Despite their small numbers and the unusually large size of the mob, the police were nonetheless able arrest a number of individuals. Some 30 were taken in handcuffs, though many were no more than boys who were later released without charge. 15 men were charged and were sent for trial at the Warwick Assizes in May 1886. Inspector Caleb Hall was there to give evidence, but neither William Bagnall nor his father, William Snr turned up. Mrs Elizabeth Bagnall stood in the witness box alone and was given no quarter by the counsel for the defence.
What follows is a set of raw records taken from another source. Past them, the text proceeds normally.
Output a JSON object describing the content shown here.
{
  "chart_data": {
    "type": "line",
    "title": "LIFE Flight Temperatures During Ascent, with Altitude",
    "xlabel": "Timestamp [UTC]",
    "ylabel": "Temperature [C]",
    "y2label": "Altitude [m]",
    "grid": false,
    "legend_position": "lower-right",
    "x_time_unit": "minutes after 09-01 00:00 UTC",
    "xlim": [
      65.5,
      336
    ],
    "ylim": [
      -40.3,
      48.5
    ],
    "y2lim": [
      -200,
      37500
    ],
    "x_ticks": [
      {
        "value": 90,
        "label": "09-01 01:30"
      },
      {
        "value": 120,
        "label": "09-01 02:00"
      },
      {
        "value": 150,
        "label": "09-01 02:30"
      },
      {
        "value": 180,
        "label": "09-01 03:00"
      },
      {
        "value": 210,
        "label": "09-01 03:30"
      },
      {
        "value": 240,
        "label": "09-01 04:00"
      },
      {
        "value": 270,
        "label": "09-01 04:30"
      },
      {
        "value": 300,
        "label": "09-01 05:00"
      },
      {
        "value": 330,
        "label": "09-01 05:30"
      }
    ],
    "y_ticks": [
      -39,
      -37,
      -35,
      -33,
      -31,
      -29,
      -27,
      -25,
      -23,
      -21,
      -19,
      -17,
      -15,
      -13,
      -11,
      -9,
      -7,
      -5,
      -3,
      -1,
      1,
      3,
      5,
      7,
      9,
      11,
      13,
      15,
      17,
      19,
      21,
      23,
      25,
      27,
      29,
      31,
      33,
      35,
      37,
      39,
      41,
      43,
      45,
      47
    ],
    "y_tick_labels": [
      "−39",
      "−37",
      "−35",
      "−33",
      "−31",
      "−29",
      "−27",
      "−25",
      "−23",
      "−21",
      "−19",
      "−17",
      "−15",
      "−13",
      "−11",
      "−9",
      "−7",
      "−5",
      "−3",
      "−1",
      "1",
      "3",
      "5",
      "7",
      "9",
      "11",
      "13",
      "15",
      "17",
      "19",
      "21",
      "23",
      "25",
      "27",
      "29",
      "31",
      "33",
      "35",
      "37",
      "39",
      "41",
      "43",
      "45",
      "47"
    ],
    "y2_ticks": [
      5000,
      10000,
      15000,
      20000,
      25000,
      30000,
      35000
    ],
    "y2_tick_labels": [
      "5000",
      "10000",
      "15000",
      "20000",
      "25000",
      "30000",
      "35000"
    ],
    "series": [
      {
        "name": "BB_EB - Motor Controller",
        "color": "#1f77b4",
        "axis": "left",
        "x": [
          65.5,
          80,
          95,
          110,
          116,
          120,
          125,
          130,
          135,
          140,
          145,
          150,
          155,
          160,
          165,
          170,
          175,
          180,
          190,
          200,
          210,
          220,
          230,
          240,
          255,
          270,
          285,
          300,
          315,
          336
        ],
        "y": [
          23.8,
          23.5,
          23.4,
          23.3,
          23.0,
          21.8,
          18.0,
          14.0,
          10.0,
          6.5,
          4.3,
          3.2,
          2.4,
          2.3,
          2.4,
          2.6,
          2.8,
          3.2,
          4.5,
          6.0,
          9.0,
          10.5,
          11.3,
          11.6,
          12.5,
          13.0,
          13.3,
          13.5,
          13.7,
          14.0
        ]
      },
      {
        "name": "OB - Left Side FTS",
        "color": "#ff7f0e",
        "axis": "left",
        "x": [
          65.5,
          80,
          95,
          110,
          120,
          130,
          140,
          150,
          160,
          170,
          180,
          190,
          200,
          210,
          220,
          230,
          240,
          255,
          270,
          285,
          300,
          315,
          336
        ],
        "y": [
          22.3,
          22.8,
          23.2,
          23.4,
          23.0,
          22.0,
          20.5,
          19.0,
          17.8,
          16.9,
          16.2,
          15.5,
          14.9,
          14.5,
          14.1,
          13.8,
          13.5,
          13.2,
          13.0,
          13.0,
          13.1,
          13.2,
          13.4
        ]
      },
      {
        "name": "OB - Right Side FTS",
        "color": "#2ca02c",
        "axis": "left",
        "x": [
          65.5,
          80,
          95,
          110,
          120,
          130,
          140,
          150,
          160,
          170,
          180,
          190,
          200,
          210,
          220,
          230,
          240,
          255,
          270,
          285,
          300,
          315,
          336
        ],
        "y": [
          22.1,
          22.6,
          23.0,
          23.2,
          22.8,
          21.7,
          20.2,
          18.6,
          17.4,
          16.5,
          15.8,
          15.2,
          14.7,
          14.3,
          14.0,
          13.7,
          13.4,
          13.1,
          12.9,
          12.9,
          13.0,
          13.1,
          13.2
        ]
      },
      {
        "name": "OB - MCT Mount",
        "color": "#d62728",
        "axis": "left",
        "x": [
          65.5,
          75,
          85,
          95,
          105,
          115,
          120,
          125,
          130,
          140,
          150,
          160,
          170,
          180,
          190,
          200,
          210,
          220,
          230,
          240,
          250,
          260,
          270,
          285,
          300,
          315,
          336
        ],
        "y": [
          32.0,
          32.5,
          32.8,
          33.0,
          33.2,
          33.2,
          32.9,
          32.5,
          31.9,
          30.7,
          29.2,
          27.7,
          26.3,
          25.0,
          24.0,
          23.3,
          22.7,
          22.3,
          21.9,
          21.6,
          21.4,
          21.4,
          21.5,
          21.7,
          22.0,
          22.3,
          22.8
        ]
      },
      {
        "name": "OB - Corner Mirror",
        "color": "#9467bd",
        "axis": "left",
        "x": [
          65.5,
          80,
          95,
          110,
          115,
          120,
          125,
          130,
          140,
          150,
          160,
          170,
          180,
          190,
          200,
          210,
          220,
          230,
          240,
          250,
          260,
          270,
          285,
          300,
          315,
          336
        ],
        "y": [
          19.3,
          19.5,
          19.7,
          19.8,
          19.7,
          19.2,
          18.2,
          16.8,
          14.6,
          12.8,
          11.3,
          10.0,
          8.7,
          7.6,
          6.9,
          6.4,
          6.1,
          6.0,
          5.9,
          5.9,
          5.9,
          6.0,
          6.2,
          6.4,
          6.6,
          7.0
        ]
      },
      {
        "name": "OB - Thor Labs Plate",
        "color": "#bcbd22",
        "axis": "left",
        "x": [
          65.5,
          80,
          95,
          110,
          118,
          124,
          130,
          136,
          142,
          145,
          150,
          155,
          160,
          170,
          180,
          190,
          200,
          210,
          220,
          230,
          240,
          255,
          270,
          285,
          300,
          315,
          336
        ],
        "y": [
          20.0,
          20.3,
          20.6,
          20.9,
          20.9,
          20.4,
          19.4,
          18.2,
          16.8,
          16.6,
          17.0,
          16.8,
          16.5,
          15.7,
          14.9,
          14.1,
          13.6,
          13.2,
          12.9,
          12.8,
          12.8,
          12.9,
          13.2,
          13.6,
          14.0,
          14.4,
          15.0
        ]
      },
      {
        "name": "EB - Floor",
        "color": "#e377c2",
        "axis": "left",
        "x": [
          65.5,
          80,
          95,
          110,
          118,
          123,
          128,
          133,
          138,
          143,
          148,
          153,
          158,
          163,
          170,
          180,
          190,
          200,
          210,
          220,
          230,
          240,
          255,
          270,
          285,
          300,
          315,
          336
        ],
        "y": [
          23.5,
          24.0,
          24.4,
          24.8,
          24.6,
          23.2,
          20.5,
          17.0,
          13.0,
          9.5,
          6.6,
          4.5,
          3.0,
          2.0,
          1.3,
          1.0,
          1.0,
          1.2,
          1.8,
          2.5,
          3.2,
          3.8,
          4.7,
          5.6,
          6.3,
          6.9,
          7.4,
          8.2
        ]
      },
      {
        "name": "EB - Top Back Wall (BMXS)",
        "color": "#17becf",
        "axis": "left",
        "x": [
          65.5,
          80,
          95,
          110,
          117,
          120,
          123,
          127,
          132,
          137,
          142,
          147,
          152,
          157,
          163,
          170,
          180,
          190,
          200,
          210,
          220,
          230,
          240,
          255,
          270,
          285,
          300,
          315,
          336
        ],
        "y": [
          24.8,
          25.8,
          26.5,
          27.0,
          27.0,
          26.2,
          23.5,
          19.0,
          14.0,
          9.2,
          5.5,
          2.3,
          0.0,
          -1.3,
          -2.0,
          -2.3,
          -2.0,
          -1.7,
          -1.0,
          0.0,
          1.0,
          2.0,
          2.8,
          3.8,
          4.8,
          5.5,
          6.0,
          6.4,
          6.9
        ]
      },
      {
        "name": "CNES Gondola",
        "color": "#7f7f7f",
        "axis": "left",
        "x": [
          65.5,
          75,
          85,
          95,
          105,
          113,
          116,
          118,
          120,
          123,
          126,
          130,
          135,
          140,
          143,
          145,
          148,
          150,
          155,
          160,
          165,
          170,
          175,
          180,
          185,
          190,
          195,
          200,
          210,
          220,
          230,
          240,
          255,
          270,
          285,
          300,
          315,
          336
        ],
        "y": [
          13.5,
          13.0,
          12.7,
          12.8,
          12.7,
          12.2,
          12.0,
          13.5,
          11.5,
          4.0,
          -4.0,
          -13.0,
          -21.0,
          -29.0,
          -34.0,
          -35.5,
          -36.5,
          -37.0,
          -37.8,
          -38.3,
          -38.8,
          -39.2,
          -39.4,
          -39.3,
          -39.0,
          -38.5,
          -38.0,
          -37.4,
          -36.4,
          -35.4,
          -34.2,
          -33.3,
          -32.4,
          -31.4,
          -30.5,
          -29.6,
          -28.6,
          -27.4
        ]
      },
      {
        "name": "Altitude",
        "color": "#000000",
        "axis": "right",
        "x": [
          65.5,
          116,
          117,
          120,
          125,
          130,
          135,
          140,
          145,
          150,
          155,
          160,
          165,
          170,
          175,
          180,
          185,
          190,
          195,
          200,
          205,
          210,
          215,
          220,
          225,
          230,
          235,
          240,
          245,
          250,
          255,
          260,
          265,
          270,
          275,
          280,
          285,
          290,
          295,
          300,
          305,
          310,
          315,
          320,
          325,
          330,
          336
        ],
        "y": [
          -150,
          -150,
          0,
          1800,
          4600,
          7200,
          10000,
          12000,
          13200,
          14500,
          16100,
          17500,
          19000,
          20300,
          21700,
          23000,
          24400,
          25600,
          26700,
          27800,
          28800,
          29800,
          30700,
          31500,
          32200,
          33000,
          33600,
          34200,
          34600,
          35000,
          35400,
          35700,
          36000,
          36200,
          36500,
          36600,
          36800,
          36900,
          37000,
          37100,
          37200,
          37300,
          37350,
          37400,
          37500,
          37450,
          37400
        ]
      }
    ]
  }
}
Rioters found guilty but leniently sentenced
The rioters were found guilty. However, the punishments handed down by the judge, Mr Justice Mathew were remarkably lenient. He came to the conclusion that the damage to the Bagnalls’ property had been largely accidental and due to the circumstances, rather than deliberate acts by the defendants. Five of the rioters were given two months in jail, though without hard labour, as they were of previous good character. It may be that the judge also felt that Mary Ann Turner had been wronged by the Bagnalls and that there had been a justified meting out of ‘folk justice’.
As for the Bagnalls, they received compensation for the damage to their property and subsequently rebuilt their brickworks at Lichfield, never to return to Castle Bromwich.
And, somewhere in Saltley churchyard, in an unmarked grave, lie the last mortal remains of Sarah Ann Turner and her unborn child.